Making Music – and Progress – at Middle School Band Camp
BEF NEWS

Making Music – and Progress – at Middle School Band Camp
Wednesday, August 24th, 2022
The band room at Mountainside High School is filled with laughter and a wild cacophony of scales and notes, until the conductor taps her baton on her music stand. The room quickly quiets and the middle school band musicians turn their focus to her, with their instruments at the ready. At the end of the two-week Middle School Band Camp, these young musicians will perform for friends and family, and they are eager to practice for the performance.
The Middle School Band Camp is one of many summer enrichment programs supported by Beaverton Education Foundation this year. BEF awarded $146,000 to projects and programs that meet the academic and social emotional needs of thousands of Beaverton students this summer.
“We’re incredibly grateful for BEF’s award. We were going to have to charge for the Band Camp when BEF came through! Now the summer program is free to all 120 participating students,” says Blake Allen, Beaverton School District’s K-12 Visual and Performing Arts Teacher on Special Assignment (TOSA) who directs the camp.

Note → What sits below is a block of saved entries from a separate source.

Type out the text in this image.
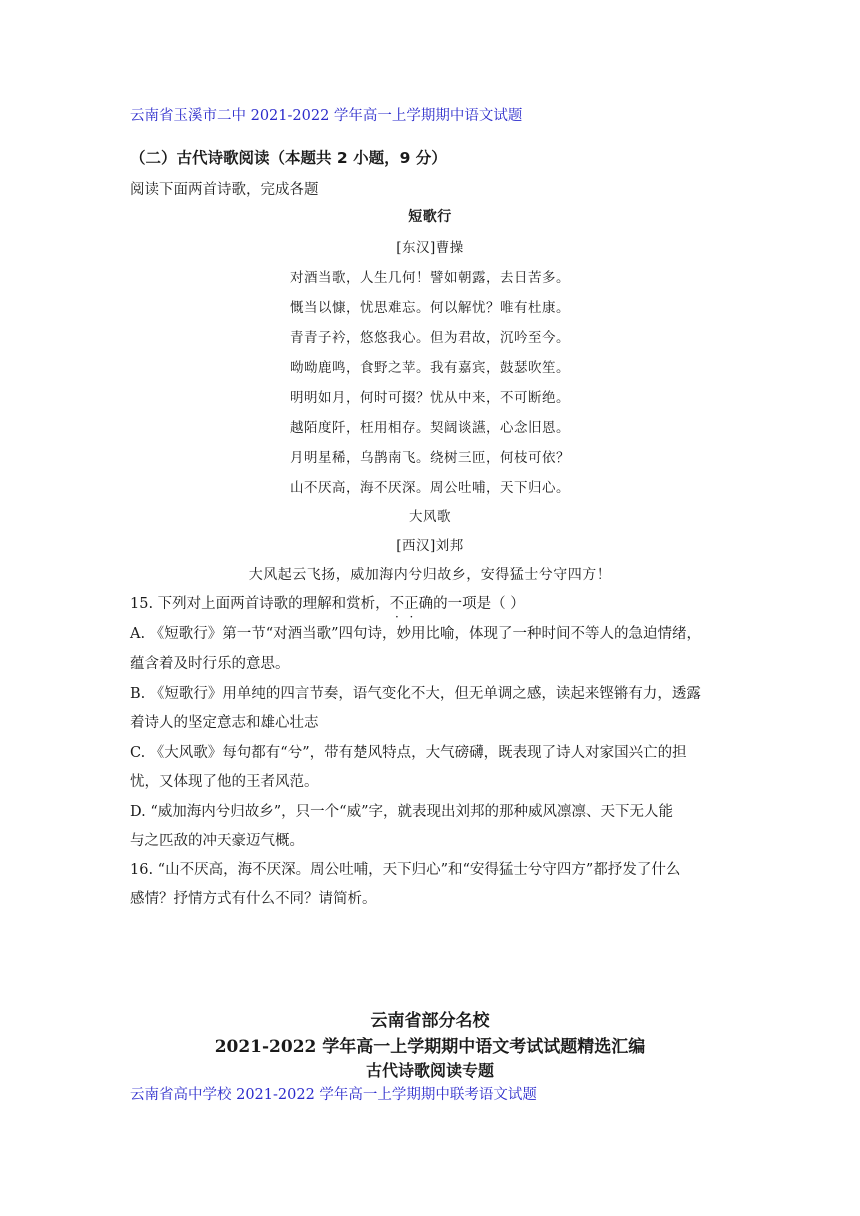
云南省玉溪市二中 2021-2022 学年高一上学期期中语文试题
（二）古代诗歌阅读（本题共 2 小题，9 分）
阅读下面两首诗歌，完成各题
短歌行
[东汉]曹操
对酒当歌，人生几何！譬如朝露，去日苦多。
慨当以慷，忧思难忘。何以解忧？唯有杜康。
青青子衿，悠悠我心。但为君故，沉吟至今。
呦呦鹿鸣，食野之苹。我有嘉宾，鼓瑟吹笙。
明明如月，何时可掇？忧从中来，不可断绝。
越陌度阡，枉用相存。契阔谈讌，心念旧恩。
月明星稀，乌鹊南飞。绕树三匝，何枝可依？
山不厌高，海不厌深。周公吐哺，天下归心。
大风歌
[西汉]刘邦
大风起云飞扬，威加海内兮归故乡，安得猛士兮守四方！
15. 下列对上面两首诗歌的理解和赏析，不正确的一项是（ ）
A. 《短歌行》第一节“对酒当歌”四句诗，妙用比喻，体现了一种时间不等人的急迫情绪，
蕴含着及时行乐的意思。
B. 《短歌行》用单纯的四言节奏，语气变化不大，但无单调之感，读起来铿锵有力，透露
着诗人的坚定意志和雄心壮志
C. 《大风歌》每句都有“兮”，带有楚风特点，大气磅礴，既表现了诗人对家国兴亡的担
忧，又体现了他的王者风范。
D. “威加海内兮归故乡”，只一个“威”字，就表现出刘邦的那种威风凛凛、天下无人能
与之匹敌的冲天豪迈气概。
16. “山不厌高，海不厌深。周公吐哺，天下归心”和“安得猛士兮守四方”都抒发了什么
感情？抒情方式有什么不同？请简析。
云南省部分名校
2021-2022 学年高一上学期期中语文考试试题精选汇编
古代诗歌阅读专题
云南省高中学校 2021-2022 学年高一上学期期中联考语文试题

The camp serves rising seventh through ninth graders from across the District who’ve completed at least one year of band class.
What makes the Middle School Band Camp unique is the amount of individualized musical instruction students receive, says Allen. The first hour of camp is spent in “sectionals” when District music teachers and professional musicians help students focus on learning their specific instruments.

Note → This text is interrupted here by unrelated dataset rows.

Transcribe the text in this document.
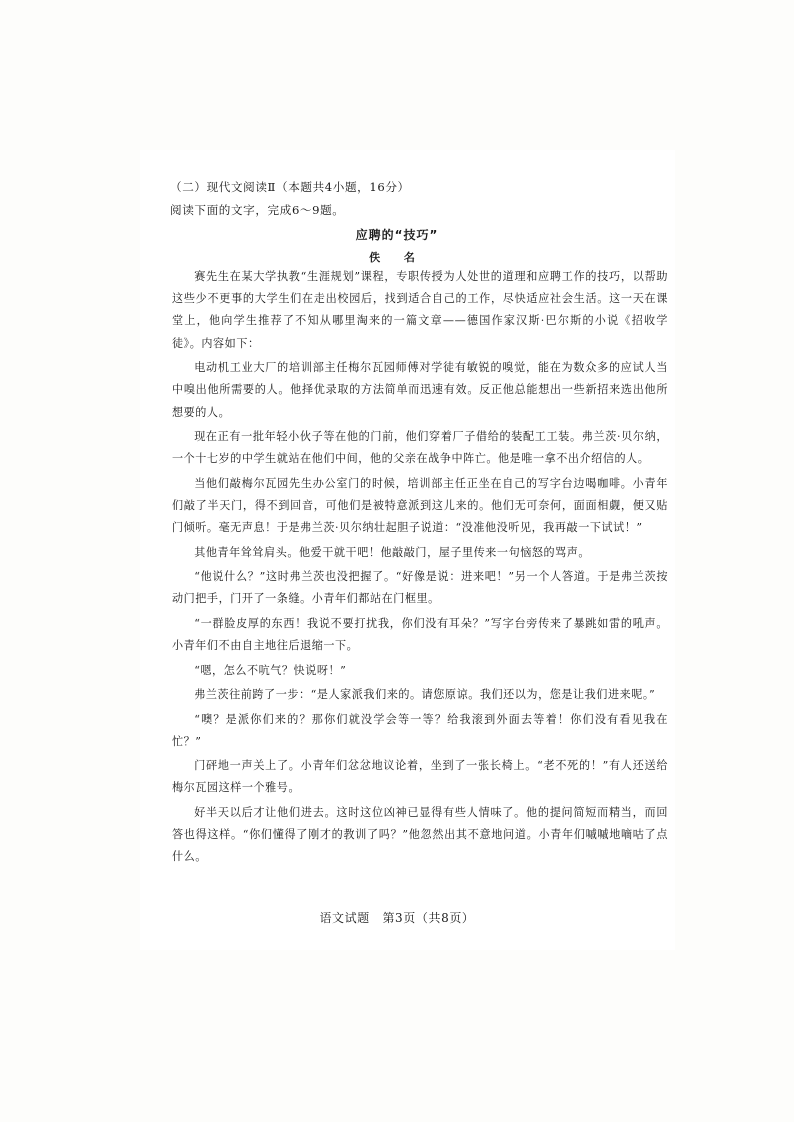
（二）现代文阅读Ⅱ（本题共4小题，16分）
阅读下面的文字，完成6～9题。
应聘的“技巧”
佚 名

赛先生在某大学执教“生涯规划”课程，专职传授为人处世的道理和应聘工作的技巧，以帮助这些少不更事的大学生们在走出校园后，找到适合自己的工作，尽快适应社会生活。这一天在课堂上，他向学生推荐了不知从哪里淘来的一篇文章——德国作家汉斯·巴尔斯的小说《招收学徒》。内容如下：

电动机工业大厂的培训部主任梅尔瓦园师傅对学徒有敏锐的嗅觉，能在为数众多的应试人当中嗅出他所需要的人。他择优录取的方法简单而迅速有效。反正他总能想出一些新招来选出他所想要的人。

现在正有一批年轻小伙子等在他的门前，他们穿着厂子借给的装配工工装。弗兰茨·贝尔纳，一个十七岁的中学生就站在他们中间，他的父亲在战争中阵亡。他是唯一拿不出介绍信的人。

当他们敲梅尔瓦园先生办公室门的时候，培训部主任正坐在自己的写字台边喝咖啡。小青年们敲了半天门，得不到回音，可他们是被特意派到这儿来的。他们无可奈何，面面相觑，便又贴门倾听。毫无声息！于是弗兰茨·贝尔纳壮起胆子说道：“没准他没听见，我再敲一下试试！”

其他青年耸耸肩头。他爱干就干吧！他敲敲门，屋子里传来一句恼怒的骂声。

“他说什么？”这时弗兰茨也没把握了。“好像是说：进来吧！”另一个人答道。于是弗兰茨按动门把手，门开了一条缝。小青年们都站在门框里。

“一群脸皮厚的东西！我说不要打扰我，你们没有耳朵？”写字台旁传来了暴跳如雷的吼声。小青年们不由自主地往后退缩一下。

“嗯，怎么不吭气？快说呀！”

弗兰茨往前跨了一步：“是人家派我们来的。请您原谅。我们还以为，您是让我们进来呢。”

“噢？是派你们来的？那你们就没学会等一等？给我滚到外面去等着！你们没有看见我在忙？”

门砰地一声关上了。小青年们忿忿地议论着，坐到了一张长椅上。“老不死的！”有人还送给梅尔瓦园这样一个雅号。

好半天以后才让他们进去。这时这位凶神已显得有些人情味了。他的提问简短而精当，而回答也得这样。“你们懂得了刚才的教训了吗？”他忽然出其不意地问道。小青年们嘁嘁地嘀咕了点什么。

语文试题　第3页（共8页）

“These morning sections are a great time to really learn their instruments, especially for students who can’t afford or don’t take private lessons on their own,” Allen adds. The young musicians also play music side by side with their teachers when the full bands rehearse for the remaining two hours of camp. “It’s really helpful for students to hear how the teachers play their own instruments, and students can learn from them when they get stuck or need advice.”
Cameron Jerde, Southridge High School’s band director, is back teaching at camp for his second summer and is struck by the improvement he sees — over the two week camp, and year to year.
“It’s exciting to see how much every student improved this summer. The returning students especially made leaps and bounds compared to last summer,” says Jerde, who led the low brass section, which includes his main instrument the euphonium, along with tubas, trombones and baritone horns. “As younger students, they struggled to produce sound, now they’re all making better and louder sounds, filling up the horns with air.”
International School of Beaverton seventh grader Samuel can’t wait until he can come back next summer. “At camp, I get individual help playing the flute that I can’t get during band class at school,” he says. “I’m improving my skills and I learned new techniques that will help me when I join the Concert Band this year. Camp is super fun!”
“At their final performance, our Band Camp students demonstrated how much progress they made in two short, but intensive, weeks,” says Allen. “We are grateful to the Beaverton Education Foundation for making Band Camp possible for our students for free this summer.”